We should consider though, that in the end you will also need to trust the broker, the data provider (more on this very soon…), the server where you host your strategy… It is a compromise of course, but in relative terms should be a safe choice.
If we talk about vectorized backtesting, we are going to be focusing on speed. The computer does not need to wait for a candle to finish to perform operations on events that happened on the other side of the historical data you are using to test your strategy against. The set of data will be processed as a whole, no turning back.
The most immediate problem of vectorized backtesting is look-ahead bias. You can easily use data from the future to code your strategy rules with this method. To an experienced coder this could be evident, but this now adds another layer to building your code. You will need to be very careful in not adding this bias into your backtest as it can easily make your system look great when in fact you are just using information from the future to build your edge.
We will expand on a specific strategy using vectorized backtesting in another article. The risk and extra care you need for building your backtest is compensated by the enormous advantage in speed it gives in some cases.

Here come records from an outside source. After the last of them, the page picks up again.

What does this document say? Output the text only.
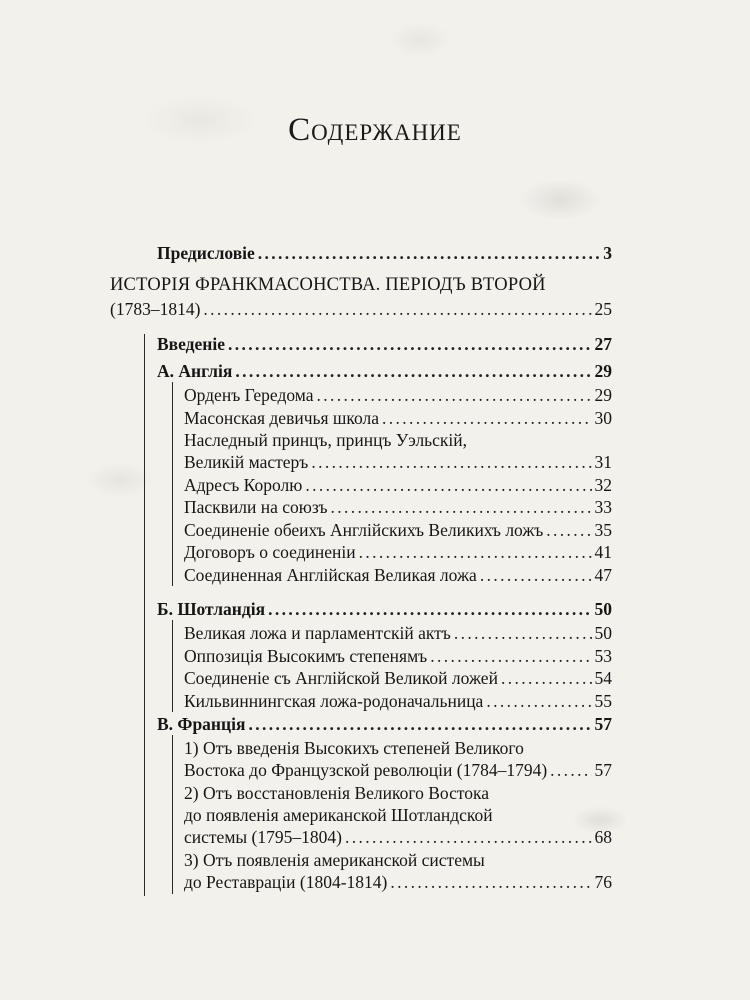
Содержание
Предисловіе . . .	3
ИСТОРІЯ ФРАНКМАСОНСТВА. ПЕРІОДЪ ВТОРОЙ
(1783–1814) . . .	25
Введеніе . . .	27
А. Англія . . .	29
Орденъ Гередома . . .	29
Масонская девичья школа . . .	30
Наследный принцъ, принцъ Уэльскій,
Великій мастеръ . . .	31
Адресъ Королю . . .	32
Пасквили на союзъ . . .	33
Соединеніе обеихъ Англійскихъ Великихъ ложъ . . .	35
Договоръ о соединеніи . . .	41
Соединенная Англійская Великая ложа . . .	47
Б. Шотландія . . .	50
Великая ложа и парламентскій актъ . . .	50
Оппозиція Высокимъ степенямъ . . .	53
Соединеніе съ Англійской Великой ложей . . .	54
Кильвиннингская ложа-родоначальница . . .	55
В. Франція . . .	57
1) Отъ введенія Высокихъ степеней Великого
Востока до Французской революціи (1784–1794) . . .	57
2) Отъ восстановленія Великого Востока
до появленія американской Шотландской
системы (1795–1804) . . .	68
3) Отъ появленія американской системы
до Реставраціи (1804-1814) . . .	76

Now that we have covered a bit on the actual backtesting engine that most trading platforms use, we can go to understand some technology stacks to build your own backtesting engine.

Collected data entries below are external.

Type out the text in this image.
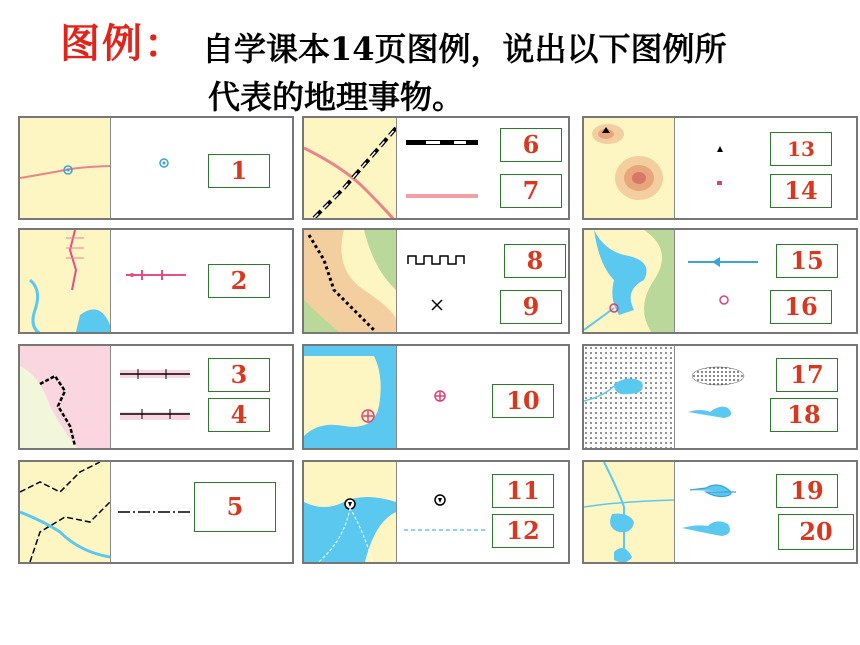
图例： 自学课本14页图例，说出以下图例所
代表的地理事物。
1
6
7
13
14
2
8
9
15
16
3
4	10
17
18
5
11
12
19
20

There are a myriad of open-source libraries available for backtest and live trading, both for cryptocurrencies and traditional markets.
The good is obvious, most of the times you can start building on already made code (if you have the rights and permissions — not so trivial), so you have a starting point.

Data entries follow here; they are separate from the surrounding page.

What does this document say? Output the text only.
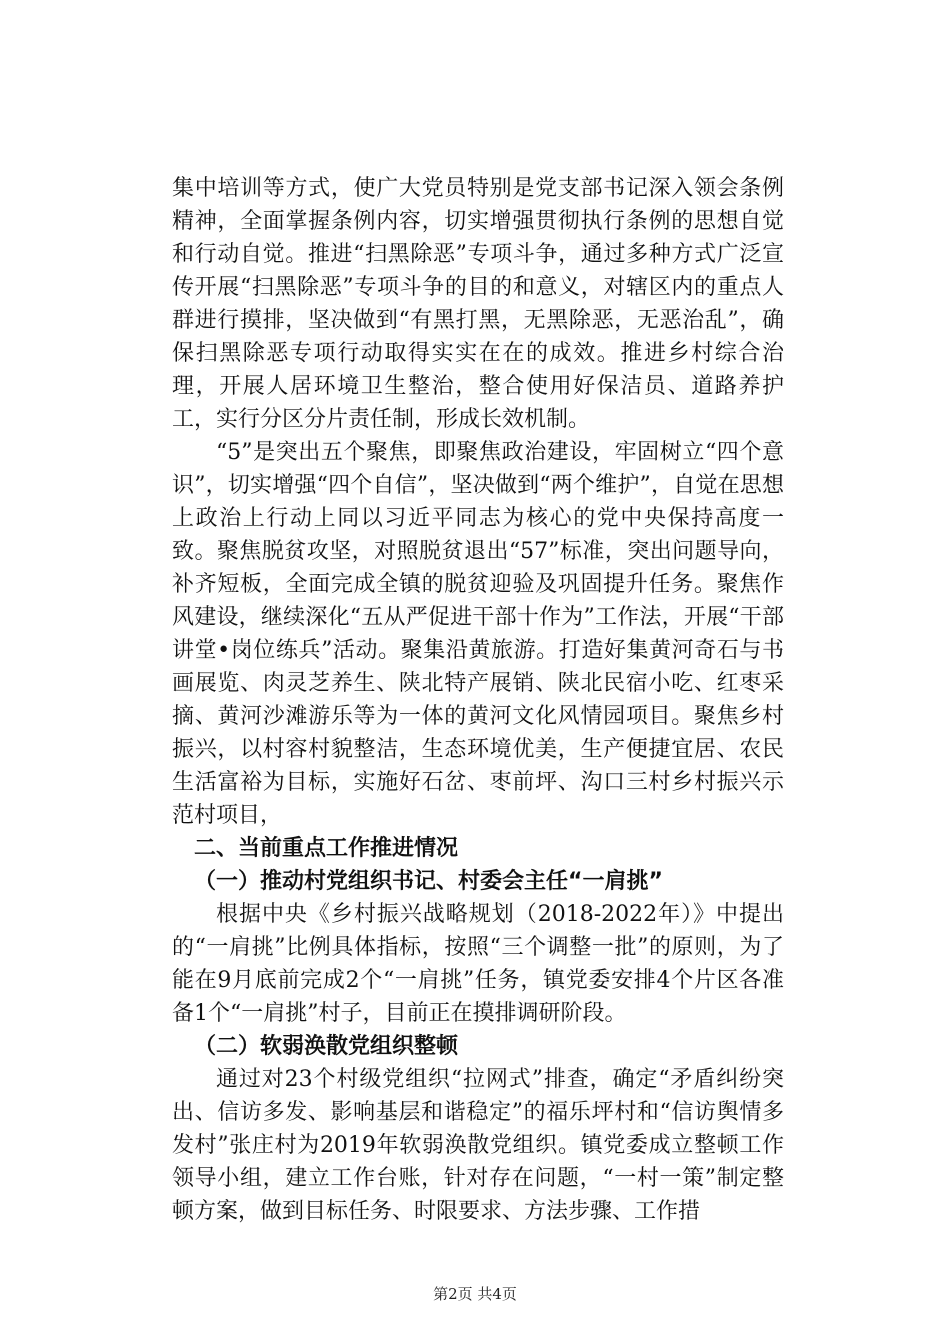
集中培训等方式，使广大党员特别是党支部书记深入领会条例精神，全面掌握条例内容，切实增强贯彻执行条例的思想自觉和行动自觉。推进“扫黑除恶”专项斗争，通过多种方式广泛宣传开展“扫黑除恶”专项斗争的目的和意义，对辖区内的重点人群进行摸排，坚决做到“有黑打黑，无黑除恶，无恶治乱”，确保扫黑除恶专项行动取得实实在在的成效。推进乡村综合治理，开展人居环境卫生整治，整合使用好保洁员、道路养护工，实行分区分片责任制，形成长效机制。

“5”是突出五个聚焦，即聚焦政治建设，牢固树立“四个意识”，切实增强“四个自信”，坚决做到“两个维护”，自觉在思想上政治上行动上同以习近平同志为核心的党中央保持高度一致。聚焦脱贫攻坚，对照脱贫退出“57”标准，突出问题导向，补齐短板，全面完成全镇的脱贫迎验及巩固提升任务。聚焦作风建设，继续深化“五从严促进干部十作为”工作法，开展“干部讲堂•岗位练兵”活动。聚集沿黄旅游。打造好集黄河奇石与书画展览、肉灵芝养生、陕北特产展销、陕北民宿小吃、红枣采摘、黄河沙滩游乐等为一体的黄河文化风情园项目。聚焦乡村振兴，以村容村貌整洁，生态环境优美，生产便捷宜居、农民生活富裕为目标，实施好石岔、枣前坪、沟口三村乡村振兴示范村项目，

二、当前重点工作推进情况

（一）推动村党组织书记、村委会主任“一肩挑”

根据中央《乡村振兴战略规划（2018-2022年）》中提出的“一肩挑”比例具体指标，按照“三个调整一批”的原则，为了能在9月底前完成2个“一肩挑”任务，镇党委安排4个片区各准备1个“一肩挑”村子，目前正在摸排调研阶段。

（二）软弱涣散党组织整顿

通过对23个村级党组织“拉网式”排查，确定“矛盾纠纷突出、信访多发、影响基层和谐稳定”的福乐坪村和“信访舆情多发村”张庄村为2019年软弱涣散党组织。镇党委成立整顿工作领导小组，建立工作台账，针对存在问题，“一村一策”制定整顿方案，做到目标任务、时限要求、方法步骤、工作措

第2页 共4页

The thing here though is you will need to match the code you can use with your strategy and when you code your specific set of rules in the open source library or platform you are using, the result can range from excellent — your strategies backtest and trade exactly as they are supposed to, withstanding time and inclement weather without issues, to the most common one — you need updates on some specific part of the engine, hence, you are dependent on the creators of the library you are using.
C++ fully fledged rocket platform
Please don’t do this unless you need a sub millisecond latency for your high frequency trading optimal allocation strategy, or you are looking at MEV within DeFi strategies. You will need a team of engineers to work on an optimal memory allocation for some time before sending your first order.
If you need the above and can print money before deploying your advanced strategies, do consider this option.
Cloud based solution
Trendy. You can launch your own EC2 instance in AWS within minutes and you can send a few orders and performance reports with an AMI suited for the job. Should you do it?
Cloud solutions are the modern way of building your tech stack, it is relatively easier to scale your applications and interconnect your modules. Your backtesting, data warehouse and machine learning systems all in the same place… Well, this is true, but be prepared to study hard or hire an experienced cloud engineer or two.
Building a backtester in the cloud is an advanced task. Check pricing. Many moving parts affect your solution and if you miss one point you will need to sacrifice performance or accuracy. Or maybe your solution does not need such an advanced backtester but then, why not going with a standalone platform that handles all the backend requirements for you meanwhile you just centre your shot on building the strategy?
A lot of quantitative hedge funds use solutions that are suboptimal because of having the determination of building everything in-house. Of course, there are other factors that need to be considered as data protection, flexibility, security… However, a correct planning based on your needs will likely save you from headaches and phantom orders in the future. Maybe it can save you also from trading a broken model.